Reports in media indicates that some surprising numbers out of a new study that researched over girls and young women using a Boston community health clinic or school health clinic. Out of thirteen, one girls aging from 13 to 20, disclosed that she had engaged in multiple person sex. And more than half among them, said that it was nonconsensual, making these encounters rape.
Alarming Outcome of Study
The pool was small of only 328 girls and women, and only 7.3% said that they and engaged in group sex. Yet half of these women said that they were forced or threatened by their partners to participate. According to Emily Rothman (Associate Professor of Community Health Sciences), about forty five percent answered that one of their male partners had not used a condom. One-third of these young girls also reported that there had been drug use prior to encounter that was also involuntary, telling researchers that they were drugged or “liquored up” by their partner. The majority of these ladies said that their multi-person sex experience, or rape for some of them who did not consent, was a only one-time experience. However, the average age of their experience with group sex was only fifteen years and six months old, making these encounters illegal considering that Massachusetts age of consent is 16 only.
Pornography was also cited as a point of influence, as girls often mentioned that they were asked to perform acts that their partners had seen in porn, whether voluntarily or involuntarily. Researchers have noted that “it is crucial to know how this early experience [of multiple-person sex] shapes their sexual behavior trajectory and affects their lifetime risk for negative sexual, reproductive, and other health risk behaviors.”
Addressing the Issue of multiple person sex and responsibilities of major stake holders.
The study concludes that although there has been considerable research on multiple-person sex and HIV risks, as well as other Sexually Transmitted Diseases, very little attention has been offered to multiple-person sex in teenagers.

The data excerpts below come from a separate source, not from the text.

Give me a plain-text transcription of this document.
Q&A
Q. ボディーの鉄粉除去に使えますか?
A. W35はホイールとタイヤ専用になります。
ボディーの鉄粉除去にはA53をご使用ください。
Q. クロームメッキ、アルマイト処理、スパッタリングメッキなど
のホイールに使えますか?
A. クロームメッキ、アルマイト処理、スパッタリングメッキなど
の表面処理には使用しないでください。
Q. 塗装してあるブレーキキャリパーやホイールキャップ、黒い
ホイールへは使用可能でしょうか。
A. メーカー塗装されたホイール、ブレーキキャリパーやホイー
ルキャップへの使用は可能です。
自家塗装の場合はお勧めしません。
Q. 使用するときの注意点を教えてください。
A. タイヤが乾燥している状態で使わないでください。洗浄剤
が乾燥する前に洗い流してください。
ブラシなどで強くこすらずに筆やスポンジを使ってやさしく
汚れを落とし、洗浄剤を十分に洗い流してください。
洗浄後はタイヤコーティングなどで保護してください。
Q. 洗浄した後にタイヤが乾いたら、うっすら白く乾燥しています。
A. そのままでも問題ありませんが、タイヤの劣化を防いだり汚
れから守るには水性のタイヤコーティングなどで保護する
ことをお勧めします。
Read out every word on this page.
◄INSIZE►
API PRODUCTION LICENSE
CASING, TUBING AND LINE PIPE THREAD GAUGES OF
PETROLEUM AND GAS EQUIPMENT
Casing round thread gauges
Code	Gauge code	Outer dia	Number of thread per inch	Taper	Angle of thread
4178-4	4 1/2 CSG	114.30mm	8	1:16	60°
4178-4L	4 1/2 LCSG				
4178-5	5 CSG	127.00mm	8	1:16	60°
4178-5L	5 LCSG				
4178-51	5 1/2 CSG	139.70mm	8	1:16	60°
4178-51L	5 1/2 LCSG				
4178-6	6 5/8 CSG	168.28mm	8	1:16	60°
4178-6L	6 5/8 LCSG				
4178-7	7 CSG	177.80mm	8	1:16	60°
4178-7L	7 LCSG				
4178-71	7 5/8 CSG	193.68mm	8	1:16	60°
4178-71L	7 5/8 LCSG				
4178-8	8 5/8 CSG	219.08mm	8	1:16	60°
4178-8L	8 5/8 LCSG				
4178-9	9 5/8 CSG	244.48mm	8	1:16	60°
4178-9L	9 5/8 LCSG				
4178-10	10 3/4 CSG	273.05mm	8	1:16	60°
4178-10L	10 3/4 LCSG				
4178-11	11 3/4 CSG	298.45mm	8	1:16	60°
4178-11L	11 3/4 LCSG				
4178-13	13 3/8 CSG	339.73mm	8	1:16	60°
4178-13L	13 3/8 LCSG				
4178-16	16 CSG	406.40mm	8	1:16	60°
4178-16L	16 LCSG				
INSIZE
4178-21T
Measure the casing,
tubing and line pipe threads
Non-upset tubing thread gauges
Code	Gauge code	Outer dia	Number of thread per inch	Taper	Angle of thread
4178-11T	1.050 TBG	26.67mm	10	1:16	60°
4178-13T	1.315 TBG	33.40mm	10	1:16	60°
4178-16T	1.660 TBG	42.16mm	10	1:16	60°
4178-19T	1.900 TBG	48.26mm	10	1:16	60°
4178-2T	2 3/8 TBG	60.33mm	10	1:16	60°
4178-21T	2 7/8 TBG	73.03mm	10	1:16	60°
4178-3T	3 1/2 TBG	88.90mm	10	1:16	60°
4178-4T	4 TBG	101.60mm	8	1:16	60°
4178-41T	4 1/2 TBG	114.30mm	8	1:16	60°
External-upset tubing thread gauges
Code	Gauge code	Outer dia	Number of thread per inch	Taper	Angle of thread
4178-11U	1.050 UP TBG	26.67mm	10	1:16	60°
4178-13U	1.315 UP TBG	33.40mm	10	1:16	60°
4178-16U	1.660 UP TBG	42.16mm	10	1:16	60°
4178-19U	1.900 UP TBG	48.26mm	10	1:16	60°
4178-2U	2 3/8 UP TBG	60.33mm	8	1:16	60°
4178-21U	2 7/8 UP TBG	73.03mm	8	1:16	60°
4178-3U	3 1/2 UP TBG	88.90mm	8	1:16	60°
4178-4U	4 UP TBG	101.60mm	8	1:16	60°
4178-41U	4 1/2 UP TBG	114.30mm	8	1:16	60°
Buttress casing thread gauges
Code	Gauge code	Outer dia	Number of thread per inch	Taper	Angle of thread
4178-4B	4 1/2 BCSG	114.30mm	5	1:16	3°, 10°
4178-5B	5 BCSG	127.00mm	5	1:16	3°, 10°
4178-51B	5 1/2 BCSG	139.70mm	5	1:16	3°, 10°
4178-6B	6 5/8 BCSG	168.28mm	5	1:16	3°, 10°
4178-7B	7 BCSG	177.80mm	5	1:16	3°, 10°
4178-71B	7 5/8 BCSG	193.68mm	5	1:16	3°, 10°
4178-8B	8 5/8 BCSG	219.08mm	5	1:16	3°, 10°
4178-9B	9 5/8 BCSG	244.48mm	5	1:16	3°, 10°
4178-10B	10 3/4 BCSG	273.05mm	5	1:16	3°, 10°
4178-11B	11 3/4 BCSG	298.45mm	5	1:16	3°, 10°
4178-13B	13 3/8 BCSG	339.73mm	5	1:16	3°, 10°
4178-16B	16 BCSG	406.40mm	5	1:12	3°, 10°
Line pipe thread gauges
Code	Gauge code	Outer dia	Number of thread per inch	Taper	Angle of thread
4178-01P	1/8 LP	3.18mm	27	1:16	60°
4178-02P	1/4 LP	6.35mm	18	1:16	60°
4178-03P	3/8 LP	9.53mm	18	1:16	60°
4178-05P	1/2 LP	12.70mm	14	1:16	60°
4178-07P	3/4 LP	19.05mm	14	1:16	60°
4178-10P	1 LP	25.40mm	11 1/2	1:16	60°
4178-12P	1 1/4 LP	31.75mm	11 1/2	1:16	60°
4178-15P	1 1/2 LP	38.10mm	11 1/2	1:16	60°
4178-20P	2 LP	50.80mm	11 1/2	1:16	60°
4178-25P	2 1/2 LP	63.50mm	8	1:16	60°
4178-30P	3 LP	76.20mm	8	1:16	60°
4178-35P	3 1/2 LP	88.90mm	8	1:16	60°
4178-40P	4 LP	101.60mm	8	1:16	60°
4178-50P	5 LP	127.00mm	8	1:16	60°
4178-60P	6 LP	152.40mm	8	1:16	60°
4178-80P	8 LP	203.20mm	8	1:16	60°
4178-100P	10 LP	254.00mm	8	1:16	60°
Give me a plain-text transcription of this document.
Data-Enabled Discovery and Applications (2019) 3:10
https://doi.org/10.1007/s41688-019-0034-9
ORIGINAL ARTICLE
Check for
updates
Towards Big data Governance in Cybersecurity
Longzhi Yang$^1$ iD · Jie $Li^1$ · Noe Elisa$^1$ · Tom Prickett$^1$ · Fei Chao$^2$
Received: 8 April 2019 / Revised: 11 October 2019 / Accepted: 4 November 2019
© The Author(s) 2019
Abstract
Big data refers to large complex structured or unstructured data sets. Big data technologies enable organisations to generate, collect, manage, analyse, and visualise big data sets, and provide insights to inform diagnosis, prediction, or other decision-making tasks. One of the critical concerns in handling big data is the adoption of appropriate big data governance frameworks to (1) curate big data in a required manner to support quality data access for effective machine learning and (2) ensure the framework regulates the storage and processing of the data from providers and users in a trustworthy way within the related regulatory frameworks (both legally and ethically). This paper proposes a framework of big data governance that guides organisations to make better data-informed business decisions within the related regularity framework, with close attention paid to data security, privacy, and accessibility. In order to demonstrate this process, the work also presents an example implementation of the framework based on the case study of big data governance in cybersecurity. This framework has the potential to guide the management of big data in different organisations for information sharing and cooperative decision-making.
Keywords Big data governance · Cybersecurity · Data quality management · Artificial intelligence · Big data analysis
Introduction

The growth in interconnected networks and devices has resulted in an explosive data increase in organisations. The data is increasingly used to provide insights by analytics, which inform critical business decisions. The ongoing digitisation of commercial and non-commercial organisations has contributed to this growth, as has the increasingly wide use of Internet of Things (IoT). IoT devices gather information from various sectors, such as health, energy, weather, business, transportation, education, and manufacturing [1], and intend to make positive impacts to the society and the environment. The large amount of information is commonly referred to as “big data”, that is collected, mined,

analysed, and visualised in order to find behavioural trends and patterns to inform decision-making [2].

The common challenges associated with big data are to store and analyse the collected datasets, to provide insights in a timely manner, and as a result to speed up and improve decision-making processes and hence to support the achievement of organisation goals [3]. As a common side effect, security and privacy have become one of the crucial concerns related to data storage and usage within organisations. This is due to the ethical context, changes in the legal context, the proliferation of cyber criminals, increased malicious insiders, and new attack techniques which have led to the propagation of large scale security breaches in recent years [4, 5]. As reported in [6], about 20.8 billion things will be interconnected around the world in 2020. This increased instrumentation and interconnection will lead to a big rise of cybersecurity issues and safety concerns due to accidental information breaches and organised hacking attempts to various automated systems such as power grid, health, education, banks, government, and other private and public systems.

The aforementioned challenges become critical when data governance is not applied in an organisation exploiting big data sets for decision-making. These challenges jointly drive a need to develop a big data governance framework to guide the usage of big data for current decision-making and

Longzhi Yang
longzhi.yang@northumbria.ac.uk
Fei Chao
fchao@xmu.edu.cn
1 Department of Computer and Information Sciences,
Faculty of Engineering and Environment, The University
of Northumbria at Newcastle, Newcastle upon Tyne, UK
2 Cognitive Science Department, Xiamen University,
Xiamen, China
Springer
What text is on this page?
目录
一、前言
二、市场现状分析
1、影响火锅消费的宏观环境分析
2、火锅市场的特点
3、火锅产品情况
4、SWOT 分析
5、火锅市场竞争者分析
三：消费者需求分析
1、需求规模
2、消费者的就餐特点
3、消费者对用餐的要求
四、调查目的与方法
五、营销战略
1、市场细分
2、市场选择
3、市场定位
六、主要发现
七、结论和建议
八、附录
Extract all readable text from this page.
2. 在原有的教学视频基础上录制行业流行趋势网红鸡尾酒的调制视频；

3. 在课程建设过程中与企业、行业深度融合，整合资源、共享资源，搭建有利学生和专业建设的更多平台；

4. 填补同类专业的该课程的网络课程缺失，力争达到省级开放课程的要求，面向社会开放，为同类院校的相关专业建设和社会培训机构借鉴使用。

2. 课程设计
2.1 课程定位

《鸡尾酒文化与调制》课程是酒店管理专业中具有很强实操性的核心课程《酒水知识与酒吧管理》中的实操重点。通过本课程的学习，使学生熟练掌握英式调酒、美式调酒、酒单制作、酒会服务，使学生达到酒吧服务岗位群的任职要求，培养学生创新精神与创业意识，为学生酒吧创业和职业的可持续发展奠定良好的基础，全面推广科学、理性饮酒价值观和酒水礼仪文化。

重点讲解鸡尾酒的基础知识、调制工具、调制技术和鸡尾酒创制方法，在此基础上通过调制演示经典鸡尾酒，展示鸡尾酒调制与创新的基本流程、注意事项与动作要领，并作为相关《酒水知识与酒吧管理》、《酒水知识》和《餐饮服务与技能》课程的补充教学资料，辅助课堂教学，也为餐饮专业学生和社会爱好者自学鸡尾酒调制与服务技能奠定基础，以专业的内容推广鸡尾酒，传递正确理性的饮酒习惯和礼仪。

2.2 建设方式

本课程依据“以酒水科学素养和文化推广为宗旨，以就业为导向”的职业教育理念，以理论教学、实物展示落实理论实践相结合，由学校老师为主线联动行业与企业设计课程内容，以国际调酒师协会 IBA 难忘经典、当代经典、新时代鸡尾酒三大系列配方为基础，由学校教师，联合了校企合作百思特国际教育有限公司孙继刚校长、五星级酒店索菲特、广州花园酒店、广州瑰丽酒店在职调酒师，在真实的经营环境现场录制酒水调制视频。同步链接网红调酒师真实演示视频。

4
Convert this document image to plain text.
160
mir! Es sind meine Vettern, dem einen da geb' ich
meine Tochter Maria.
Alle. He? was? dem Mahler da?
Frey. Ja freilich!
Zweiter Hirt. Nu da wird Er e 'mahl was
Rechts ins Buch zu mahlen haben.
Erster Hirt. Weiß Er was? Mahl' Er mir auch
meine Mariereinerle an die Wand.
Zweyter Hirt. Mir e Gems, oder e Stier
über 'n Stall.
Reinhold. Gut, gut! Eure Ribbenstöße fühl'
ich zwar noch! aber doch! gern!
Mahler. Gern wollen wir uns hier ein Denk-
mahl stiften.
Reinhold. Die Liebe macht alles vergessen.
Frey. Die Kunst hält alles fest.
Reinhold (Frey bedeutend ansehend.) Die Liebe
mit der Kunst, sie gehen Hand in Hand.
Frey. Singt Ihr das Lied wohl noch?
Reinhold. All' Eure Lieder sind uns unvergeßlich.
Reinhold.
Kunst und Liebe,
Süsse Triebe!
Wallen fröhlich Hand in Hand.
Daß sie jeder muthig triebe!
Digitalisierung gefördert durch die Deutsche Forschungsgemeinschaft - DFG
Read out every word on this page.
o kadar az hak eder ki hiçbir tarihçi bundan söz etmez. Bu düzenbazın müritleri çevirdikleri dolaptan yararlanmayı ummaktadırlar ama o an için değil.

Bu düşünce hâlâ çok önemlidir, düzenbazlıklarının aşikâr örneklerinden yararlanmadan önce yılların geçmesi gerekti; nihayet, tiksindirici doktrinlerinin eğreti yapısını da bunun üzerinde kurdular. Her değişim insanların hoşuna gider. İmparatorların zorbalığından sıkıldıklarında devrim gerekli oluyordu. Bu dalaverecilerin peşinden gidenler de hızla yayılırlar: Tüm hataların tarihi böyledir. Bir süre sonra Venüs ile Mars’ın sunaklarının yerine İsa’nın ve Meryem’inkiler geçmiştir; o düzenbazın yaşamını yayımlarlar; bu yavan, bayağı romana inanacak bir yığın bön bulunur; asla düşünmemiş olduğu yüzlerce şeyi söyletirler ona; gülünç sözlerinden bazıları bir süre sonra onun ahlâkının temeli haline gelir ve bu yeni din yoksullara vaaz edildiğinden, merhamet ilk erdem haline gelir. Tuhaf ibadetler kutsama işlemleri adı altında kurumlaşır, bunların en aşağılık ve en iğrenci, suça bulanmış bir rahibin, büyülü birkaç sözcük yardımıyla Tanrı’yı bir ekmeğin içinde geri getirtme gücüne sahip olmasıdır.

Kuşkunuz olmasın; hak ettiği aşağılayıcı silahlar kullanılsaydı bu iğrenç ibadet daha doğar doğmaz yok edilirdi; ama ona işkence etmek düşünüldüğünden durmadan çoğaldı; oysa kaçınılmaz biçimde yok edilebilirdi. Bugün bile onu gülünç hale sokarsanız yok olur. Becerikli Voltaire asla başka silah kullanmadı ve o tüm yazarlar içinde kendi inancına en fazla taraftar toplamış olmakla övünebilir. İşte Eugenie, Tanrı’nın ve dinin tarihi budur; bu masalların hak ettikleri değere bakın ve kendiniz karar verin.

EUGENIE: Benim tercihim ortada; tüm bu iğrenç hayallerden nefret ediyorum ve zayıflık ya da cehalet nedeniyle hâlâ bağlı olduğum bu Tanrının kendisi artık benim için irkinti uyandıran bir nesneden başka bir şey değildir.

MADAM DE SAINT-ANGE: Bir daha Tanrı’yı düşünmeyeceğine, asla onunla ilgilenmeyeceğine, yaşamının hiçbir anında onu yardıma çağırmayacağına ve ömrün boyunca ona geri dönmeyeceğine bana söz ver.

Rothman urges parents and doctors to acknowledge that group sex is occurring between teens, which needs to be addressed for the sake of their health and safety.
Rothman further said that “Group sex among youth is an important public health topic that has received very little attention to date. It’s time for parents, pediatricians, federal agencies, and community-based organizations to sit up, pay attention, and take notice: group sex is happening, and we need to be prepared to address this alarming issue.”
The most important and concerning point is that these young girls, or perhaps the researchers, are not addressing these “nonconsensual multiple-person sex encounters” as rape. Teens not only need an accurate understanding of HIV risks associated with multiple-person sex, they also need to understand the implications, legal and otherwise, of coercing and threatening their sex partners. Peer pressure over drugs and smoking among teens is one thing, but forcing sex acts on “liquored up” girls is a much bigger offense.